Angie, as I said, I used to sell at a farmers market. I was giving per vendor recommendations. We did about $1000/week. There are places here in Portland where I live that do much more than that. And in a robust farmers market community like we have, a vendor might do multiple markets, making the $15k limits even tougher.
Get those limits as high as you can because if you’re successful, you’ll soon find the limits….limiting.
I don’t usually comment but that was great. Really well said. Thank you. Click here for info on beef. Well you’ve just made my bookmarks list. Thanks for the post.
More, more. I am right with you on this one. Couldn’t have said it nicer myself. Thanks for the nice post. See this grass fed beef site. I will be keeping an watch on this.
What happen to government of the people by the people. I think it is ridiculous that we even have to have a bill of this type. Think of all the charitable organizations that do bake sales for fund raisers. By the way Kevin I was raised on raw milk some of the best milk I ever drink so don’t knock it until you’ve tried it.

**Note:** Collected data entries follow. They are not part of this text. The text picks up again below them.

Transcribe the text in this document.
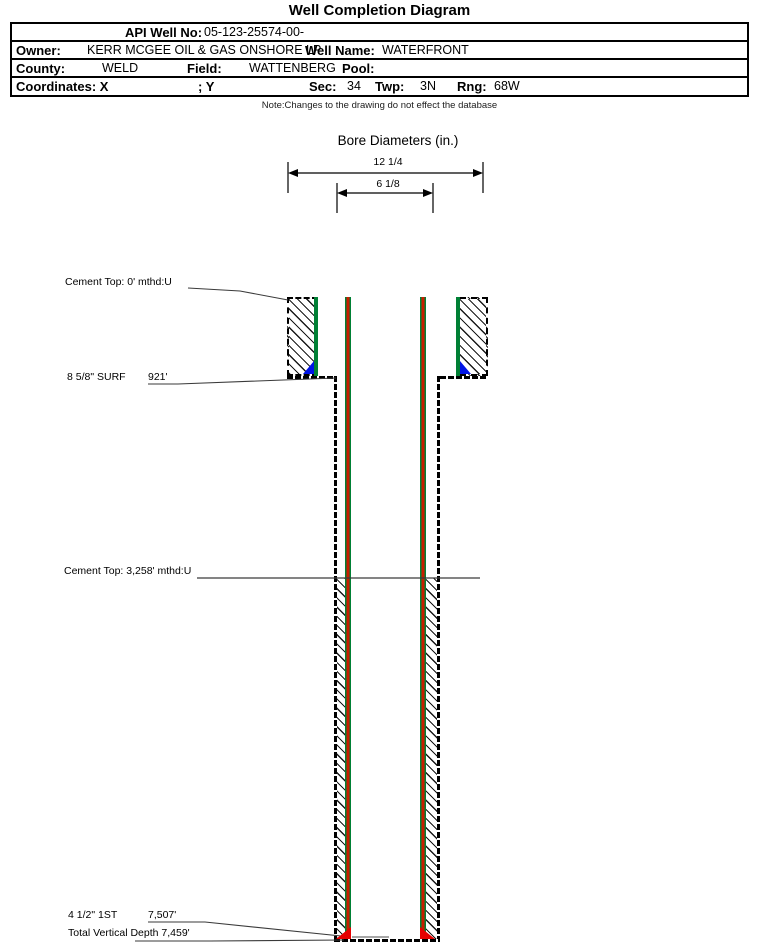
Well Completion Diagram
API Well No: 05-123-25574-00-
Owner: KERR MCGEE OIL & GAS ONSHORE LP
Well Name: WATERFRONT
County:	WELD	Field: WATTENBERG Pool:
Coordinates: X	; Y	Sec: 34 Twp: 3N Rng: 68W
Note:Changes to the drawing do not effect the database
Bore Diameters (in.)
12 1/4
6 1/8
Cement Top: 0' mthd:U
8 5/8" SURF 921'
Cement Top: 3,258' mthd:U
4 1/2" 1ST	7,507'
Total Vertical Depth 7,459'
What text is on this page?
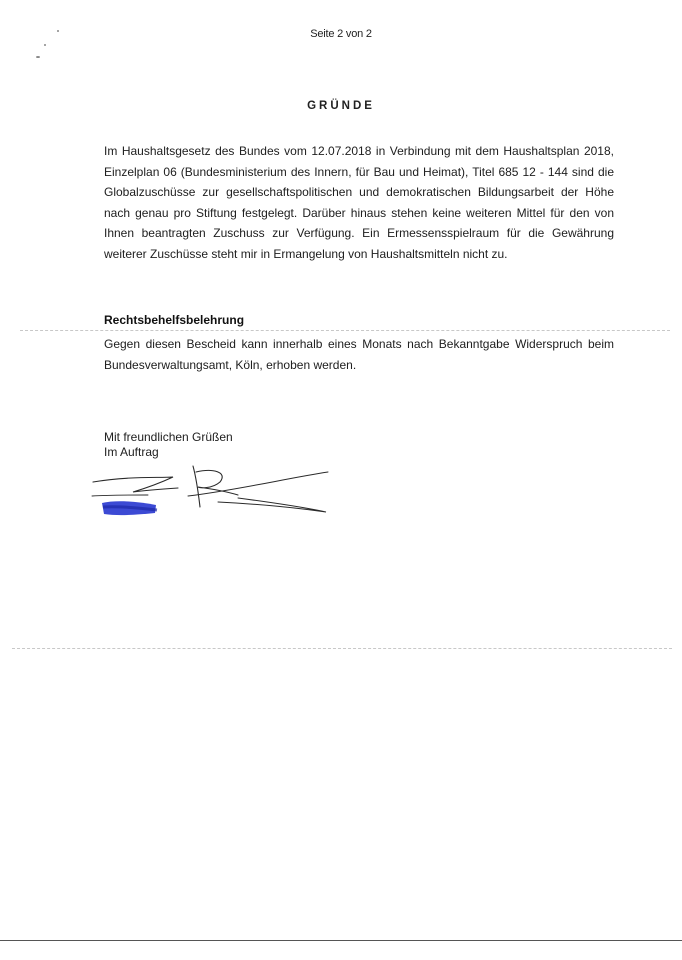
Seite 2 von 2
GRÜNDE
Im Haushaltsgesetz des Bundes vom 12.07.2018 in Verbindung mit dem Haushaltsplan 2018, Einzelplan 06 (Bundesministerium des Innern, für Bau und Heimat), Titel 685 12 - 144 sind die Globalzuschüsse zur gesellschaftspolitischen und demokratischen Bildungsarbeit der Höhe nach genau pro Stiftung festgelegt. Darüber hinaus stehen keine weiteren Mittel für den von Ihnen beantragten Zuschuss zur Verfügung. Ein Ermessensspielraum für die Gewährung weiterer Zuschüsse steht mir in Ermangelung von Haushaltsmitteln nicht zu.
Rechtsbehelfsbelehrung
Gegen diesen Bescheid kann innerhalb eines Monats nach Bekanntgabe Widerspruch beim Bundesverwaltungsamt, Köln, erhoben werden.
Mit freundlichen Grüßen
Im Auftrag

I have a mobile food trailer parked at my house that meets all requirements for a commercial kitchen but I can’t use it for anything but cooking with the neighbors. I don’t want to go through the high rents, disposal reqs., and other headaches that go along with mobile food vending and want to use the trailer to cook cater with, but all the restrictions on the books now are too restrictive. I’m all for the Cottage food bill and hope it gets voted on this time around.
I have a great cake recipe that I think would sell to local restaurants, but I only have the capabilities to produce a very limited number per week. Many years ago I took a food service handlers course at a community college, and learned a great deal from that. I think it would be a good idea for anyone wanting to sell food products to the public to take such a course. A change in the law would allow me to offer a great product, in limited quantities, without becoming a full blow business. I’m all for it.